In May, inspired by an American Civil Liberties Union report on the technology, a group of concerned Amazon employees sent CEO Jeff Bezos a public letter asking that the company stop providing facial recognition services to police departments and other government agencies.

“We already know that in the midst of historic militarization of police, renewed targeting of Black activists, and the growth of a federal deportation force currently engaged in human rights abuses — this will be another powerful tool for the surveillance state, and ultimately serve to harm the most marginalized,” the employees wrote.

“Our company should not be in the surveillance business; we should not be in the policing business,” they added. “We should not be in the business of supporting those who monitor and oppress marginalized populations.”

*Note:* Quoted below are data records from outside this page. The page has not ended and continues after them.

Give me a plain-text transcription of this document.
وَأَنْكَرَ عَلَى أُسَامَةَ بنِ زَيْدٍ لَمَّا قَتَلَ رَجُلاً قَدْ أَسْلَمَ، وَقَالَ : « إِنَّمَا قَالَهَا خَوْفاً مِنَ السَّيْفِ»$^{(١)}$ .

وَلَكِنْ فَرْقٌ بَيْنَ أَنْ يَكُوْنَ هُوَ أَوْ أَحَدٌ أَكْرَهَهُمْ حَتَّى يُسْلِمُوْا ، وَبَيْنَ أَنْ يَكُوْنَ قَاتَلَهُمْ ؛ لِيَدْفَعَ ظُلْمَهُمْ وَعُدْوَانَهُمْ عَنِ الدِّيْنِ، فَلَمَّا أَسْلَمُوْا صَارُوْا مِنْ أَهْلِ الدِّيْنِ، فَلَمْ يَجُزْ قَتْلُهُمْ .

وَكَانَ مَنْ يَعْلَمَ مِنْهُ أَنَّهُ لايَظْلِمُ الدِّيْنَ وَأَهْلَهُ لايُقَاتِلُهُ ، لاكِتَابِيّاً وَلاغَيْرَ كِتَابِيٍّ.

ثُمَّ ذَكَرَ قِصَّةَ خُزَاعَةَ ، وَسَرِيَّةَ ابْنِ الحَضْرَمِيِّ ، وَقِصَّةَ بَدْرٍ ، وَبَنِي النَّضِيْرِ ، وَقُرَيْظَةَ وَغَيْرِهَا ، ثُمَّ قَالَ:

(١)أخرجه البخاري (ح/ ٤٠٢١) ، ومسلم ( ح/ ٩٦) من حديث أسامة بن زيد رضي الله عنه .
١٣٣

A follow-up investigation by the ACLU in July found the software has problematic accuracy issues, with false matches disproportionately identifying people of color as known criminals. To illustrate its point, the ACLU used the software to screen members of Congress against a database of 25,000 mugshots; 28 U.S. Representatives were incorrectly flagged as criminal, with the results clearly skewing along racial lines.

“Nearly 40 percent of Rekognition’s false matches in our test were of people of color,” the ACLU found, “even though they make up only 20 percent of Congress.”